Bollinger Bands, also known as standard deviation envelopes, were developed by John Bollinger in 1982. Bollinger theorized that the band width of an envelope should be determined by the market rather than by the assumptions of the analyst, as done with percent envelopes. His theory states that a trading envelope's distance from the mean is a function of the market's volatility. This makes sense because a volatile market does have wider swings from its average, even though a distinct trend may be in effect. The bands should expand to account for this, rather than be subject to giving false reversal signals. Conversely, when a market is flat, the bands should tighten so that a breakout can be signaled early.

To construct Bollinger Bands, a central moving average must be selected. For most markets, especially equities, Bollinger recommends a 20 day average for medium term analysis. The length of the moving average can be adjusted but only when the particular market presents a reason to do so. It is important to note that the average used for the bands is not the same one used for moving average crossover signals.

The best way to select an average is to find one that provides support or resistance for the first correction after a market high or low, respectively.
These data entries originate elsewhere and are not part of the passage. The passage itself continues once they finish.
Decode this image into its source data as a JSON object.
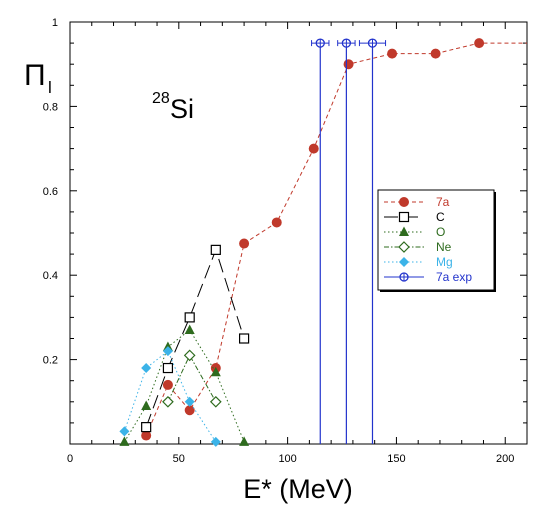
{
  "chart_data": {
    "type": "scatter",
    "ylabel_main": "Π",
    "ylabel_sub": "l",
    "xlabel": "E* (MeV)",
    "annotation_mass": "28",
    "annotation_element": "Si",
    "xlim": [
      0,
      210
    ],
    "ylim": [
      0,
      1
    ],
    "x_ticks": [
      0,
      50,
      100,
      150,
      200
    ],
    "y_ticks": [
      0.2,
      0.4,
      0.6,
      0.8,
      1
    ],
    "x_tick_labels": [
      "0",
      "50",
      "100",
      "150",
      "200"
    ],
    "y_tick_labels": [
      "0.2",
      "0.4",
      "0.6",
      "0.8",
      "1"
    ],
    "grid": false,
    "legend_position": "right-center",
    "series": [
      {
        "name": "7a",
        "color": "#c0392b",
        "marker": "filled-circle",
        "line": "dashed",
        "x": [
          35,
          45,
          55,
          67,
          80,
          95,
          112,
          128,
          148,
          168,
          188
        ],
        "y": [
          0.02,
          0.14,
          0.08,
          0.18,
          0.475,
          0.525,
          0.7,
          0.9,
          0.925,
          0.925,
          0.95
        ]
      },
      {
        "name": "C",
        "color": "#000000",
        "marker": "open-square",
        "line": "long-dash",
        "x": [
          35,
          45,
          55,
          67,
          80
        ],
        "y": [
          0.04,
          0.18,
          0.3,
          0.46,
          0.25
        ]
      },
      {
        "name": "O",
        "color": "#2e6b1e",
        "marker": "filled-triangle",
        "line": "dotted",
        "x": [
          25,
          35,
          45,
          55,
          67,
          80
        ],
        "y": [
          0.005,
          0.09,
          0.23,
          0.27,
          0.17,
          0.005
        ]
      },
      {
        "name": "Ne",
        "color": "#2e6b1e",
        "marker": "open-diamond",
        "line": "dash-dot",
        "x": [
          45,
          55,
          67
        ],
        "y": [
          0.1,
          0.21,
          0.1
        ]
      },
      {
        "name": "Mg",
        "color": "#3bb3e8",
        "marker": "filled-diamond",
        "line": "dotted",
        "x": [
          25,
          35,
          45,
          55,
          67
        ],
        "y": [
          0.03,
          0.18,
          0.22,
          0.1,
          0.005
        ]
      },
      {
        "name": "7a exp",
        "color": "#2233cc",
        "marker": "open-circle-cross",
        "line": "none",
        "x": [
          115,
          127,
          139
        ],
        "y": [
          0.95,
          0.95,
          0.95
        ],
        "x_err": [
          4,
          4,
          6
        ],
        "y_err_low": [
          0.95,
          0.95,
          0.95
        ]
      }
    ]
  }
}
MACD: Technician Gerald Appel took a simple departure (oscillator) chart, which measures the distance between two moving averages, and overlaid a moving average of the result. This study was named Moving Average Convergence-Divergence (MACD) as it measures how two moving averages (the departure chart) move together and apart over time. The underlying theory is that as a market moves higher, the shorter of two moving averages is above the longer average. This is because the shorter average reacts faster to price movements. The longer average will always lag behind. When the shorter average crosses the longer, it is a signal that the trend may be reversing. 

MACD shows the difference between a fast and slow exponential moving average (ema) of closing prices. Fast means a short-period average, and slow means a long period one, the standard periods are 12 and 26 days, a signal or trigger line is then formed by smoothing this with a further EMA. The standard period for signal line is 9 days. The signal line crossing is the usually forms trading rule.
Buy Signal: When the MACD crosses up through the signal line
Sell Signal: When MACD crosses down through the signal line. 
These crossings may occur too frequently, and other tests may be needed to be applied.
A crossing of the MACD line up through zero is interpreted as bullish, or down through zero as bearish. These crossings are of course simply the original EMA (12) line crossing up or down through the slower EMA (26) line.
Positive divergence between MACD and price arises when price makes a new selloff low, but the MACD doesn't make a new low, i.e. It remains above where it fell to on that previous price low. This is interpreted as bullish, suggesting the downtrend may be nearly over. Negative divergence is the same thing when rising, i.e. Price makes a new rally high, but MACD doesn't rise as high as it did before; this is interpreted as bearish.